For the past two weeks I have been learning a lot about the HIV/AIDS epidemic here in Botswana. The first thing that I have learned is that this work utilizes just as many, if not more, acronyms than the Canadian public service. In fact, I am finding learning Setswana easier than the multitudes of acronyms. The acronyms mostly related to the government ministries, sectors, councils, funding agencies, non-profit organizations. The list is endless. I carry a two page cheat sheet with me at all times so that I can check it from time to time to make sure that I am understanding who the stakeholders are and how the conversation reflected them.
The other thing that I am currently grappling with is a much bigger issue. From the materials that I read prior to coming here it was clear that there was significant gender work involved with my duties. It is not my main focus but it is definitely a focus. For those that know me, they can vouch for the fact that I bring the gender perspective (female and male) to almost everything that I do. Since my arrival I have had a couple of conversations about gender work with Oscar. He is concerned that perhaps I am intent on radically changing the paternalistic African culture. I have reassured him every time that I am not – I have someone who is constantly reminding me of the term “futility” and I have no god complex to think that I can undo thousands of years of culture. And frankly why would I want to?

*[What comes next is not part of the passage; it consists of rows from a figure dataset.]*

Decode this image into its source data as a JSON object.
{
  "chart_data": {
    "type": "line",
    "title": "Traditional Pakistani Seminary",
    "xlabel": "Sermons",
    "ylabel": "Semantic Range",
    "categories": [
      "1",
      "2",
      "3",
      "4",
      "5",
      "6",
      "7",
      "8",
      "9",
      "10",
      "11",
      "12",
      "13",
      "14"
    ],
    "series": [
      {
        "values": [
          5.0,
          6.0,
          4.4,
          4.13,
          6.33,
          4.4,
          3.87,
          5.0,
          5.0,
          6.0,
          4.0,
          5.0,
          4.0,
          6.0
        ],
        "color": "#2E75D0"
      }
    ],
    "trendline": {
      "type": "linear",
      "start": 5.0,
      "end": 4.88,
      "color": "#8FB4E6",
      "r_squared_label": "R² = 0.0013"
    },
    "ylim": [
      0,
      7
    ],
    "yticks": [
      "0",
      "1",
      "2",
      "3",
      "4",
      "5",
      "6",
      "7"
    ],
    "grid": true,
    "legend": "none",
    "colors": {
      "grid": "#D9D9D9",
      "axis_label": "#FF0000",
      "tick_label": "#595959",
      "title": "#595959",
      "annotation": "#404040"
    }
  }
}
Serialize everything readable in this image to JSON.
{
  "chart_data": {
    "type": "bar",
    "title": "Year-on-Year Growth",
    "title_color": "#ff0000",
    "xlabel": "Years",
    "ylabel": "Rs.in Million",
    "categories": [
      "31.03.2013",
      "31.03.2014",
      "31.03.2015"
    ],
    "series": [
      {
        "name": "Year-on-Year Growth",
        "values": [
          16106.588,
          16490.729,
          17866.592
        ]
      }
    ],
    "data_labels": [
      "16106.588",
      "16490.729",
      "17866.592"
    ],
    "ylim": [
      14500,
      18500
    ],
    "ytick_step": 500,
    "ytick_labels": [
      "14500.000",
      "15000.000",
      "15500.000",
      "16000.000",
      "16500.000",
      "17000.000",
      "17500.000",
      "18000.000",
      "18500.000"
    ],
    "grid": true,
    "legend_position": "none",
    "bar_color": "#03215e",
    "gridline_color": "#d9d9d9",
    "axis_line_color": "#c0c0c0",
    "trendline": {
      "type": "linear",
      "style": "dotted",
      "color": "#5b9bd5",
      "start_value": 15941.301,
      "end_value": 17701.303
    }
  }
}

No, what disturbs me and no doubt will be my futile exercise, but I pray not, is the repercussions of the work we (meaning funders and volunteers) are doing which are having negative ramifications on women across this beautiful country. It became crystal clear to me in Kasane and during this past week that as the efforts are made to educate and empower women to say no to sex or the use of a condom with their partner if they believe that there is a possibility of the partner being HIV positive the women are suffering because of it. While tremendous strides have been made to reach the female population and in some circumstances they are empowered enough to speak up. This empowerment in term is making them a victim of gender-based violence. They are being raped and beaten by their partners for standing their ground. Ironically by being raped the women have an even stronger probability of being infected as well as being traumatized. This deeply disturbs me that as a volunteer and part of the bigger National Strategy on the prevention of HIV/AIDS that we are advocating for and creating capacity to implement a prevention program that it in turns causes further suffering to those already victimized.
No matter what else I accomplish while I am here, I refuse to accept this impact and will do whatever I can to lessen the impacts of gender based violence. No doubt this will mean taking politically uncorrect stances in meetings and planning sessions as I apply gender based analysis to whatever is being advocated for or developed. I have no desire to change the patriarchal society of Africa but I deeply desire the prevention of gender based violence. Yes, the prevention and elimination of HIV/AIDS is a noble cause and one that I will work very hard at. But I will never sacrifice the safety of a woman in order to implement a national strategy. How I will deal with this in the coming days and months I don’t know. All that I can tell you is that no matter what, the issue and implications will never be out of my thoughts.